The issue of source simply determines whether the words and messages headed into our soul contain life. Or not.
The issue of target is similar, but on the receiving end.
I often watch with amusement the moment of transition between a worship set and a sermon in any given service or conference session. Some visible things are taking place. People are changing posture, many take out notebooks or electronic devices. People are shifting posture, but often a less visible shift is taking place. People are shifting into learning mode. They are about to engage their cognition. This is fine, but often they are also shutting off the part of them that has just been engaged with the Spirit.
At the level of cognition, we prepare to receive and store data and thoughts. You see, communication has several ways it can be understood. A common way to think of it is that all communication has both an information level and a relationship level. What I say is information. How I say it has implications about my relationship with the receiver.
You can say truthful words with hurtful tone and inflection. The tone and inflection indicate your relationship. These relational “staements” can be entirely separate from the information being transmitted. And this is what happens when we shift into education mode to learn spiritual truth.
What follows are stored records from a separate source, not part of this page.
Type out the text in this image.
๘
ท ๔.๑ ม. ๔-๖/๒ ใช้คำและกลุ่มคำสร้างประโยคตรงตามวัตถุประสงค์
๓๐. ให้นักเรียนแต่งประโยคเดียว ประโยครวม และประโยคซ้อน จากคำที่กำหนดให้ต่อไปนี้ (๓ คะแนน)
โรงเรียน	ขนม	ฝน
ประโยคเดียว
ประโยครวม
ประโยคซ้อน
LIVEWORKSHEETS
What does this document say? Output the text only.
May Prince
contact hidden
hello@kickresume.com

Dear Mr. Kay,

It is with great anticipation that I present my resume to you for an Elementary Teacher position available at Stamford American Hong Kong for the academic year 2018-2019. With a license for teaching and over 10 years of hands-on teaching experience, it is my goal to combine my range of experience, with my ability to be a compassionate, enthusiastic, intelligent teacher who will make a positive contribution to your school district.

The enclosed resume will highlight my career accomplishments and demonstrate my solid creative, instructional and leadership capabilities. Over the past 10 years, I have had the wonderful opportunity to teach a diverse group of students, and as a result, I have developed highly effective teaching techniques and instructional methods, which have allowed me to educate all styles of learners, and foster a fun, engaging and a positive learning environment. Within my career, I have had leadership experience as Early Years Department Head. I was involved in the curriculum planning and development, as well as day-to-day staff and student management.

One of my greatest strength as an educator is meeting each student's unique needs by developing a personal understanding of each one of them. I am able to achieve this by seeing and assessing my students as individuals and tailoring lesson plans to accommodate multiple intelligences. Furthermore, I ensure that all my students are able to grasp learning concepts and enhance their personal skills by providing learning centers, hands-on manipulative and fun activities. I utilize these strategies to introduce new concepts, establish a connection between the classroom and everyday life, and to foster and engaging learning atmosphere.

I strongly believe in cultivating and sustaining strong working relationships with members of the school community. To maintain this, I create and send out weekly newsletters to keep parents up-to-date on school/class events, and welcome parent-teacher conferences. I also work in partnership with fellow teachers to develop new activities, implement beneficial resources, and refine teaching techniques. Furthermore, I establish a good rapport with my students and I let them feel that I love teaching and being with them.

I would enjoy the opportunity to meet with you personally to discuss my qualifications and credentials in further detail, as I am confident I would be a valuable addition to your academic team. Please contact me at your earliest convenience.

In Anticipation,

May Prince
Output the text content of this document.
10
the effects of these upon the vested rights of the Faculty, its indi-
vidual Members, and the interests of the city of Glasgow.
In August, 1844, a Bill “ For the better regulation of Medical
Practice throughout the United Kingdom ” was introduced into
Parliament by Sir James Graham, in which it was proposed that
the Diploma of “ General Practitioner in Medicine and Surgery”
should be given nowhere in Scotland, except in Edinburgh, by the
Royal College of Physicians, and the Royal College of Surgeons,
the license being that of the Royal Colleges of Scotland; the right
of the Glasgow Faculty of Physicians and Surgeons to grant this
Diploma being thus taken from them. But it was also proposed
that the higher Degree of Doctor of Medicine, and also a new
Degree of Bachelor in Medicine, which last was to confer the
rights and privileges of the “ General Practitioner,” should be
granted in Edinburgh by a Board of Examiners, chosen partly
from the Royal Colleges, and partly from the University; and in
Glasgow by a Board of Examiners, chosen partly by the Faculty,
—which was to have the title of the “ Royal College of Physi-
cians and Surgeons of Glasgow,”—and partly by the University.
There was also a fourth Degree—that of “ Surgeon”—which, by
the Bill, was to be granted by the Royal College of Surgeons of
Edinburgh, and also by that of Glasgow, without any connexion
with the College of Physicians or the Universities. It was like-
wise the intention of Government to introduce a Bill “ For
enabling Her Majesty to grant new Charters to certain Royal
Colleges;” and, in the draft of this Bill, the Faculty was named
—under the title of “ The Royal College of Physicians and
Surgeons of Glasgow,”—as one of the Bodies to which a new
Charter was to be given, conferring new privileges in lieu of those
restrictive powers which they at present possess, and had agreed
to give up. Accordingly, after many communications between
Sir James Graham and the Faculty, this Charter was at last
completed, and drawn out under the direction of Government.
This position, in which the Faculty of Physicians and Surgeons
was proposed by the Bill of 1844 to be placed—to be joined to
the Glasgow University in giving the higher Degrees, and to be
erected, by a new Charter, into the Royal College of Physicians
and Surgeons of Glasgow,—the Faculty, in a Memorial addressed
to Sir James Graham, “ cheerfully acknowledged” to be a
We learn great information with the clear message that God is at a distance, instructing us and hoping we comprehend the meaning of His instructions. What if we approach the teaching portion of worship the same way we approach the musical portion? What if we expect in the words of a speaker that God’s breath is moving among us and awaiting contact.
The way you know something matters more than what you know.
Just ask your wife.
In this next age, we may need to Think Differently about the process of our exchange more than the content.